How self-reliance this domestic downturn affect Spain’s financial highfliers? Analysts at brokerage Dresdner Kleinwort (AZ) expect BBVA to continue outperforming rivals, due to its abundant capital reserves and strong presence in emerging markets. The tier saw a 7.6% increase in first-half net gain from its Mexico unit, to $1.5 billion, and a 7.5% rise in South America, to $548 million. It has roughly $78 billion in reserves to underpin its operations—a larger cushion than at most other banks.

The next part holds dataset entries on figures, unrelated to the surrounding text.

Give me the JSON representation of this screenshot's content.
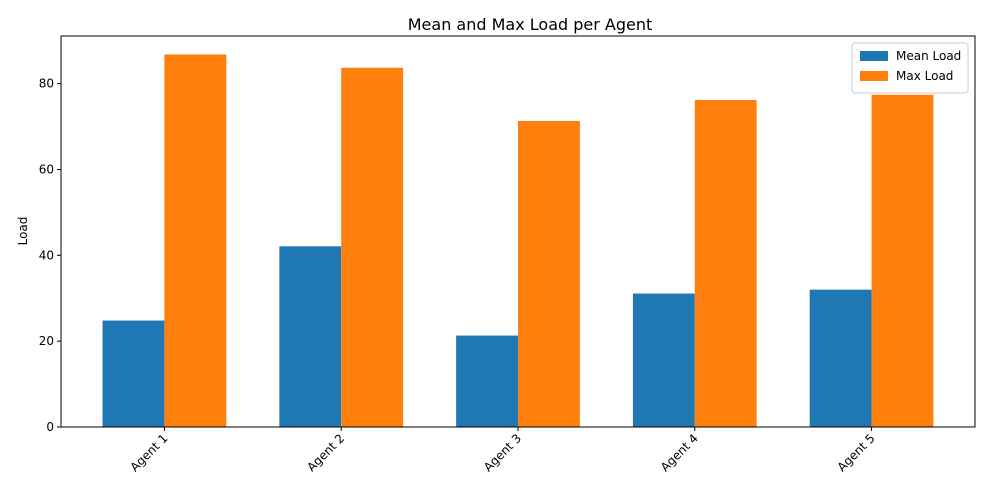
{
  "chart_data": {
    "type": "bar",
    "title": "Mean and Max Load per Agent",
    "xlabel": "",
    "ylabel": "Load",
    "categories": [
      "Agent 1",
      "Agent 2",
      "Agent 3",
      "Agent 4",
      "Agent 5"
    ],
    "series": [
      {
        "name": "Mean Load",
        "color": "#1f77b4",
        "values": [
          24.8,
          42.1,
          21.3,
          31.1,
          32.0
        ]
      },
      {
        "name": "Max Load",
        "color": "#ff7f0e",
        "values": [
          86.8,
          83.7,
          71.3,
          76.2,
          77.4
        ]
      }
    ],
    "ylim": [
      0,
      91.1
    ],
    "yticks": [
      0,
      20,
      40,
      60,
      80
    ],
    "grid": false,
    "legend_position": "top-right",
    "xtick_rotation_deg": 45
  }
}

Latin America PayoffFor Santander, Latin America likewise will grow in importance once the bank finalizes its takeover of Brazil’s Banco Real. Santander paid $17.2 billion for the Brazilian affair as part of the breakup of Dutch financial giant ABN Amro (BusinessWeek.com, 10/5/07). According to Santander Chief Executive Alfredo Sáenz, the course’s increased presence in Brazil will eventually produce a 30% overall net profit, compared through 9.5% currently. First-half emolument from Latin America rose 1.6%, to $1.1 billion.

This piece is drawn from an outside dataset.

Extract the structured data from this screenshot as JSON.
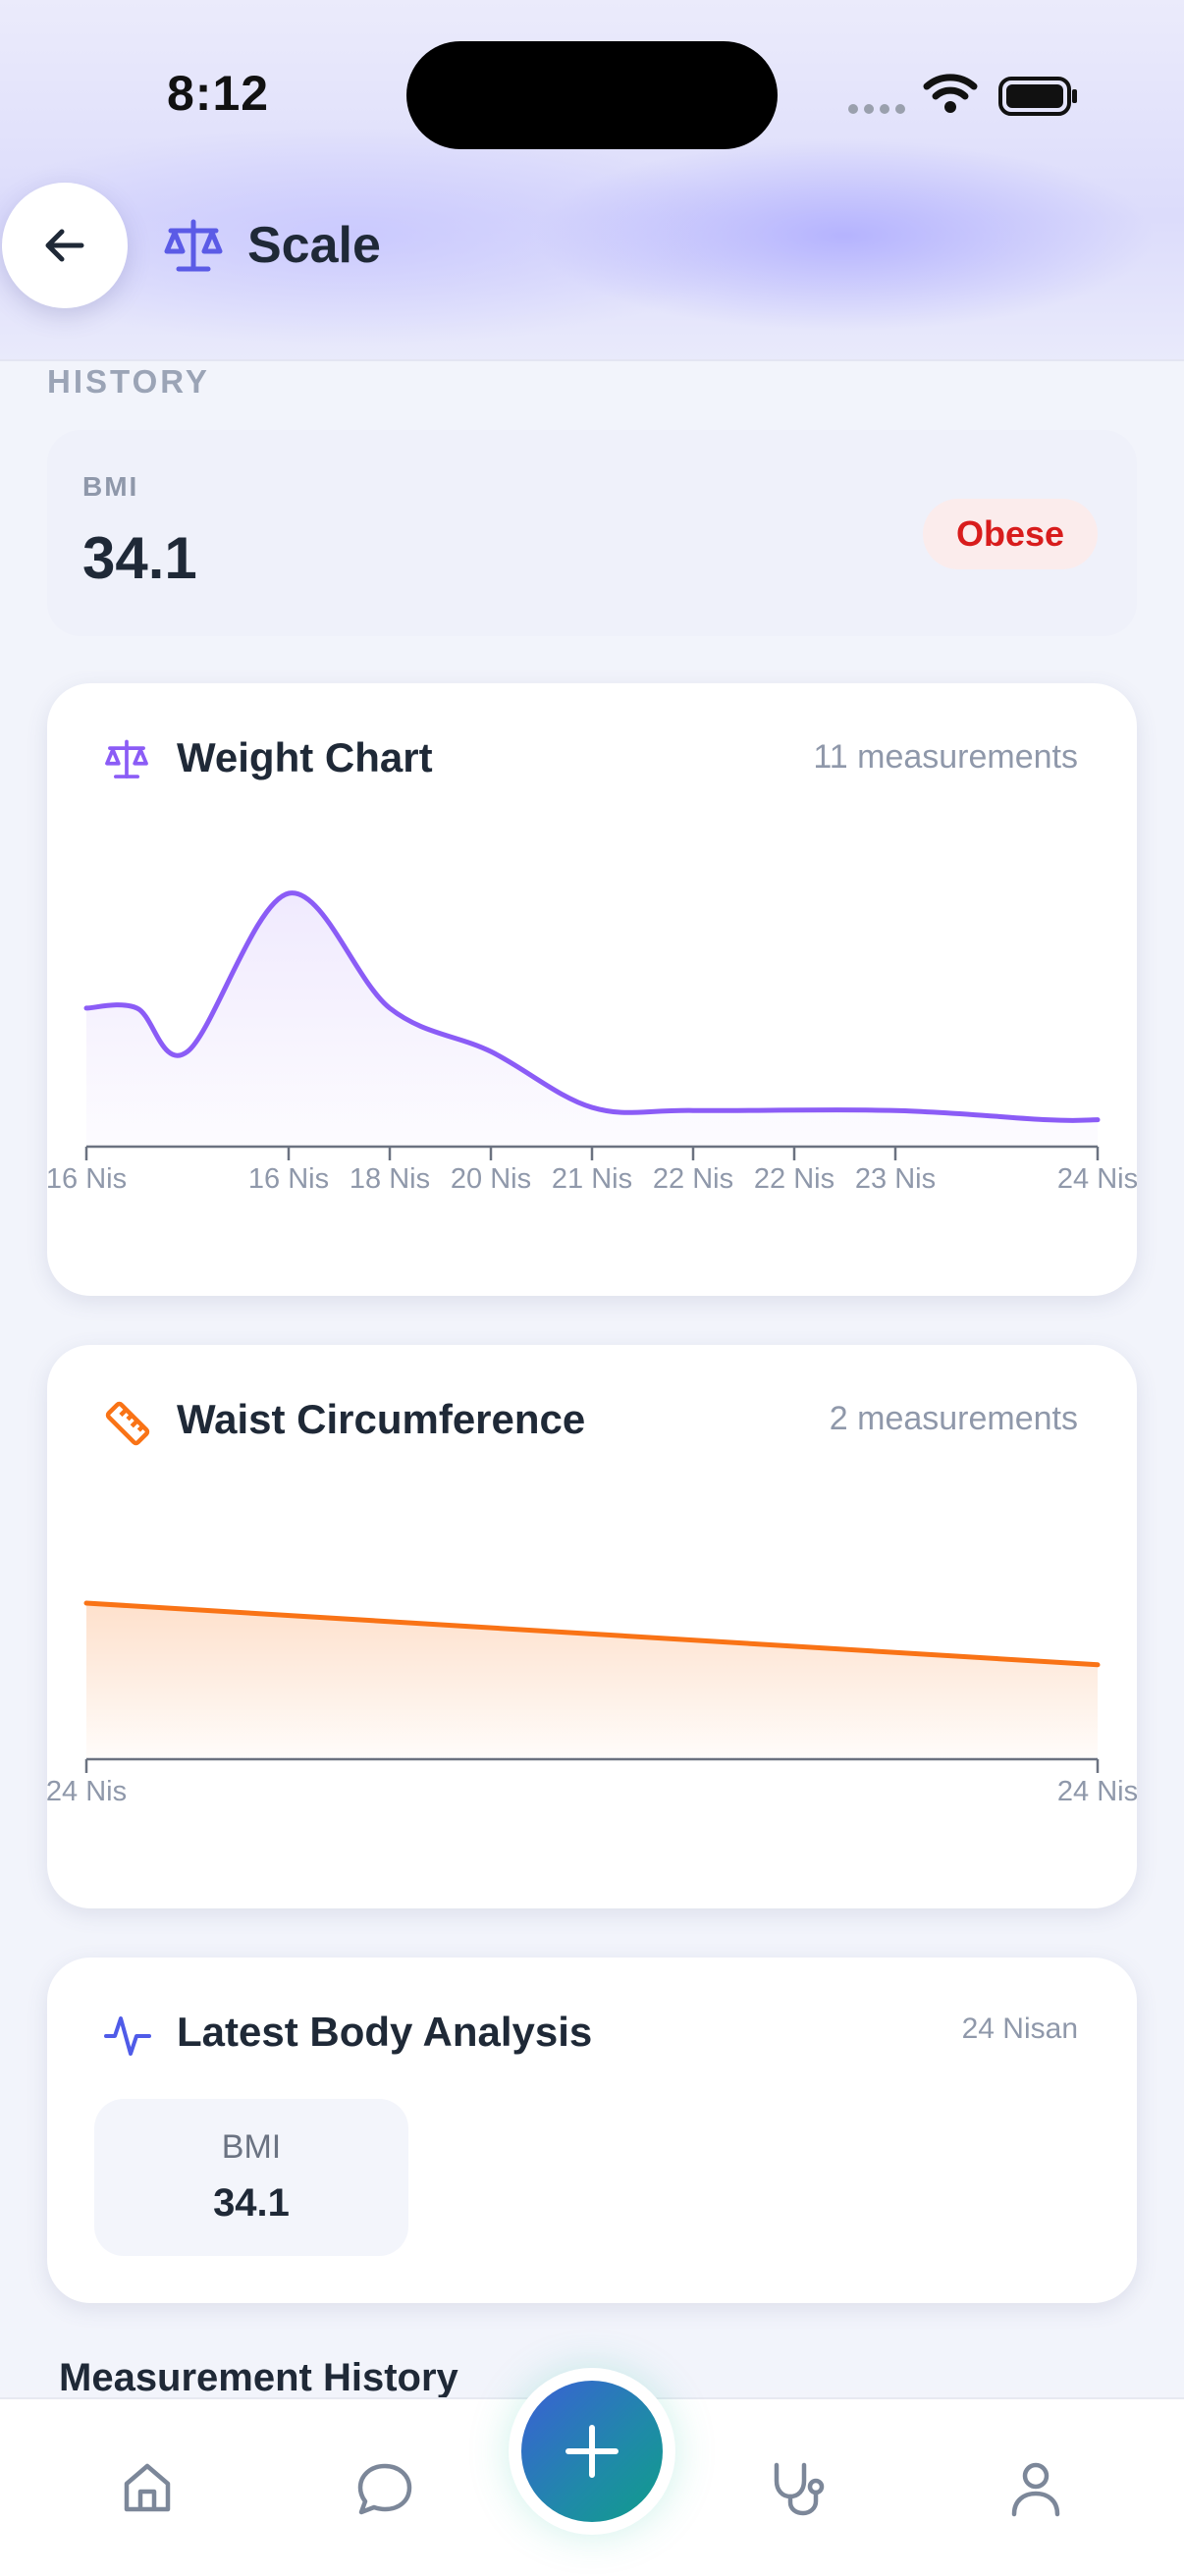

Not that the Spanish banks are completely immune from the problems affecting other financial players. As in the U.S., declining real estate sales in Spain—still the main market in the place of BBVA and Santander—are hitting their weighing sheets. Defaults as a proportion of Santander’s aggregate loans topped 1.3% in the primitive half of 2008, compared through 0.8% over the same period continue year. For BBVA, the figure rose to 1.2% this year, vs. 0.8% in 2007. "There’s no doubt both banks will go through somewhat from the dyspepsia caused by the Spanish housing market," says Keefe, Bruyette, & Woods’ Ramirez.
Yet despite domestic economic turbulence, both Spanish banks are more appropriate prepared than others to choose advantage of circulating financial instability. Santander agreed without interruption July 14 to buy troubled British mortgage lender Alliance & Leicester (ALLL.L) on this account that $2.6 billion. Rumors abound that other deals will follow as the banks look to snap up distressed assets across Europe.
That spells good news for Spain’s leading financial players. With limited exposure to U.S. subprime assets and buoyed by strong lending portfolios in the Americas, BBVA and Santander are condition tall.